To separate [F-18]fluoride from target water, electrochemical methods were described, e.g.: K. Hamacher, et al.; Appl. Rad. Isot. 2002, 519-523; WO/2008/001098. Anodic deposition of [F-18]fluoride allows a separation from target water. By rinsing the electrochemical cell with an anhydrous solvent, no further azeoptropic drying step is necessary prior fluorination processes. However, special electrochemical cells are needed for those kind of protocols.
The use of ionic liquids for nucleophilic radiofluorination processes was reported (K. D. Wook et al., Nucl. Med. Biol., 2003, 345-350; WO2003076366). A typical procedure involves the steps of addition of aqueous [F-18]fluoride solution to an ionic liquid ([bmim][OTf]) and Cs2CO3 in H2O at room temperature, the addition of a precursor in acetonitrile at 120° C., stirred for 8 min without capping to allow water and acetonitrile to escape from the reaction vial, cooling of the reaction, extraction using diethyl ether and purification of the crude reaction mixture by chromatography.
The problem to be solved by the invention is to provide a method, that allows a nucleophilc radiofluorination in organic solvents without azeotropic drying/evaporation prior addition of the precursor.
DESCRIPTION OF THE INVENTION
One aspect of the present invention relates to methods for manufacturing radiofluorinated compounds, involving the steps of:
Passing aqueous [F-18]fluoride solution through a material A for trapping of [F-18]fluoride on the material A.
Optionally, drying of material A by gas stream G or by passing a solvents S through material A.
Elution of [F-18]fluoride from material A using a base/solvent mixture B.
Optionally, passing base/solvent mixture B through a material C prior and/or after passing B through material A.

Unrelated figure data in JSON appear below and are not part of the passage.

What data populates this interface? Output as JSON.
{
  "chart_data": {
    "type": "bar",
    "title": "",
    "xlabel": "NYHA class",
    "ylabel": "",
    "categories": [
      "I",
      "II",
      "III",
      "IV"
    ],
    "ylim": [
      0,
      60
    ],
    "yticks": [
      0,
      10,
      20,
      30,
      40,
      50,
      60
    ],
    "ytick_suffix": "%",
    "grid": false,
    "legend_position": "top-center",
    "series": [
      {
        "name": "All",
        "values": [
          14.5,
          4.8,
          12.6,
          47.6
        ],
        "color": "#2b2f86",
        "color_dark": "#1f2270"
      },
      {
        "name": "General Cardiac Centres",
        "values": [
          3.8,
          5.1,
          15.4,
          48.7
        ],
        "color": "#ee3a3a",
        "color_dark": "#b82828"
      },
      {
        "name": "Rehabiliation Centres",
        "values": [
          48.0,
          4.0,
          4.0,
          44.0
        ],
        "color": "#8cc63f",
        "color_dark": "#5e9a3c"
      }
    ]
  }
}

Optionally, additional washing of material C with another portion of mixture B or solvent L.
Addition of precursor D.
Nucleophilic fluorination to synthesize radiofluorinated compound R—18F.
Optionally, subsequent reactions to convert R—18F to R′—18F.
Optionally, purification of R—18F or R′—18F.
Optionally, formulation of R—18F or R′—18F.
without an azeotropic drying/evaporation step prior addition of the precursor D.
A is a resin or solid, that allows trapping of [F-18]fluoride.
Optionally cartridges or columns consisting of A could be used.
In a preferred embodiment, A is an anion exchange material.